Zum andern freut Früh die gesteigerte Nutzung der Arena. Das als «Schnellschuss» organisierte Open-Air-Kino könne dank Vorteilen wie Wettersicherheit bereits 2012 zum Erfolg werden. Ebenso entwickle man «ein Gespür für Qualität» bei Gastspielen: Die Auftritte von Dortmund und Spanien/Chile brachten Erträge von bis zu 200 000 Franken, derweil bei Southampton ein Verlust von 50 000 resultierte. Zudem dürfe das Publikum mit Konzerten von «Top Acts» rechnen, auch wenn das Zeitfenster knapp sei und der Rasen abgedeckt werden müsse.

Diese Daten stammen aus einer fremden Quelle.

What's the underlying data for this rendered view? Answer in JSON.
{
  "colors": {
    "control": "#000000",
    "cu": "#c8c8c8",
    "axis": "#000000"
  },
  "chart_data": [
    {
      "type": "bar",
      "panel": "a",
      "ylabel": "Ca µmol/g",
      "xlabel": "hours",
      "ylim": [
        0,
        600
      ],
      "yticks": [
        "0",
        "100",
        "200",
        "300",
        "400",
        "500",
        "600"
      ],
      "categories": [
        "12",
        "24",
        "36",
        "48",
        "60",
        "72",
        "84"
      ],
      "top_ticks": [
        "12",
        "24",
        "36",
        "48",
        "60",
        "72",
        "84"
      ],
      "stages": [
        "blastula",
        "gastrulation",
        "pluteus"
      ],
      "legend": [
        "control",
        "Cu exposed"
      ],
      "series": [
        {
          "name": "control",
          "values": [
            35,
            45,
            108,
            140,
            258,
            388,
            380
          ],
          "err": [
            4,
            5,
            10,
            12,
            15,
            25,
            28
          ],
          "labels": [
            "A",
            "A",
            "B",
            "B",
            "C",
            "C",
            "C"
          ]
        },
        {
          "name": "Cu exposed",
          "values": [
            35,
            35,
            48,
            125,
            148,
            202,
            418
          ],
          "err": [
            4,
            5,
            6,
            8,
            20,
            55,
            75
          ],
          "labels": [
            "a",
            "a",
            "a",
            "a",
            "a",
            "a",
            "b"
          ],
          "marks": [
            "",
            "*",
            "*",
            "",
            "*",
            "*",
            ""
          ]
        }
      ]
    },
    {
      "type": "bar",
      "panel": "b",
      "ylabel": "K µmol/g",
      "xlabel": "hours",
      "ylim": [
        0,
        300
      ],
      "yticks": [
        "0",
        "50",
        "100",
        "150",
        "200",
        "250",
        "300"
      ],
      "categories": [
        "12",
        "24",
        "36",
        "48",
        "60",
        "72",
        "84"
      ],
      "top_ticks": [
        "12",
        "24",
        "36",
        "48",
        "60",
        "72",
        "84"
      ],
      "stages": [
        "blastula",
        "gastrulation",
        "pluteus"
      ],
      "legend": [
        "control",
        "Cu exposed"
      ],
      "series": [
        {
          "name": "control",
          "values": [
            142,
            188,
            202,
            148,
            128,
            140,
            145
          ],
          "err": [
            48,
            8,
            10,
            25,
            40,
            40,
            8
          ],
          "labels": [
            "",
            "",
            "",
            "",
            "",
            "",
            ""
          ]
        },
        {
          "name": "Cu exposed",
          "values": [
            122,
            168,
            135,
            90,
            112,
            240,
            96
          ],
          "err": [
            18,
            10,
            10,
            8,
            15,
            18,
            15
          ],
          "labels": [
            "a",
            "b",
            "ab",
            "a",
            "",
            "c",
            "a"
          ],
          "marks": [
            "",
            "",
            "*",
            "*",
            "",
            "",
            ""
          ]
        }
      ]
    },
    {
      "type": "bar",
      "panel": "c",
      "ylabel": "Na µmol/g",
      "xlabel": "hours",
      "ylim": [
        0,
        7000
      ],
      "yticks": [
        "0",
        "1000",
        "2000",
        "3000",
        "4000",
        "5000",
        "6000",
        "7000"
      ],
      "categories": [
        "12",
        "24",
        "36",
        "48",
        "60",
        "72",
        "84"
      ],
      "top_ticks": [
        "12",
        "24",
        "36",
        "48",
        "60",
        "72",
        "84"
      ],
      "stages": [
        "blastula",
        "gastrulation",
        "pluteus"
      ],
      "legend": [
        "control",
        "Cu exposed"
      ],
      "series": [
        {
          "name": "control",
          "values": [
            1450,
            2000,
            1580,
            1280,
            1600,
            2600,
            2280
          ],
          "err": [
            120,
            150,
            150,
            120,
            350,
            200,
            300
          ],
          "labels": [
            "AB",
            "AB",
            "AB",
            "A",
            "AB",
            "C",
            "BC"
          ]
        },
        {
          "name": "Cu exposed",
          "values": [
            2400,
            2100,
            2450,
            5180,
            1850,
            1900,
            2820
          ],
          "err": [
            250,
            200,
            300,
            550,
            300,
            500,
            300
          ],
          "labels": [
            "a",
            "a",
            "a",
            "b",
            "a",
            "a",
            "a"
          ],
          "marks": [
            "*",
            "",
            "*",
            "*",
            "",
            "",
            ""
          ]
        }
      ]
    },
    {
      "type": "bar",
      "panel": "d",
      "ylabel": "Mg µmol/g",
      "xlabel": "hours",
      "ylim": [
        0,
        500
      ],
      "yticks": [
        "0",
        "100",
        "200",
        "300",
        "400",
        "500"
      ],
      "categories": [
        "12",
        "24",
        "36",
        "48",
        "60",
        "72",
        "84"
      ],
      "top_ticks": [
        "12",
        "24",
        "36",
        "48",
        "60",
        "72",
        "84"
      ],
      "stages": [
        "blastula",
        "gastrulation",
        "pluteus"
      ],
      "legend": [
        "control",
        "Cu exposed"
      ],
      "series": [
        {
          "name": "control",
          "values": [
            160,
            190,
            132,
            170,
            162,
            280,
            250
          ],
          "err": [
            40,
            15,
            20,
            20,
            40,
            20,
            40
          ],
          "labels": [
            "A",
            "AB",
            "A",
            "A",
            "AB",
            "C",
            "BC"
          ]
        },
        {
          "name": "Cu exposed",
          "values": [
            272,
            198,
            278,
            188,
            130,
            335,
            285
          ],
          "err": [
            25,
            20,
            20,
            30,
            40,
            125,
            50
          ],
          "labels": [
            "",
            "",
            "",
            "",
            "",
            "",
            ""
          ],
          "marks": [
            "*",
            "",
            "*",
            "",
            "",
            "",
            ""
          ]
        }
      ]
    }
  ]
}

«Diesen Sommer waren wir bereits haarscharf dran», sagt Früh und erzählt von Plänen für «etwas Verrücktes», das demnächst vorgestellt werde: «Wir müssen an allen Schrauben drehen und Unmögliches möglich machen.»

Aufstieg und Sicherung

Erstmal müsse man aufsteigen, sagt Früh: «Entgegen der riesigen Erwartungshaltung wäre das eine grosse Leistung. Von wegen <Krösus> – wir haben vier, fünf starke Konkurrenten mit vergleichbaren Budgets.» Dass der Zuschauerschnitt nicht mehr wie in der ersten ChL-Arena-Saison 12 500, sondern eher 10 000 beträgt, kommentiert er mit einem Schulterzucken: «Das hängt immer von der spielerischen Attraktivität der Mannschaft ab – man schaue ins halbleere Basler Stadion bei der Schweizer Nati.»

Wie nachhaltig die Sanierung ist, wird sich in ein paar Jahren zeigen. Würden die Investoren denn ein zweites Mal einspringen? Vom Worst-Case-Szenario eines Nichtaufstiegs und weiteren Defiziten mag Früh nicht sprechen. Doch deutet er an, dass man «ja als Gruppierung» eingestiegen sei. Und von wegen schlechtestdenkbare Wendung: Vom Fall Neuchâtel war St. Gallen nicht weit entfernt, allerhand dubiose Interessenten standen schon vor der Tür.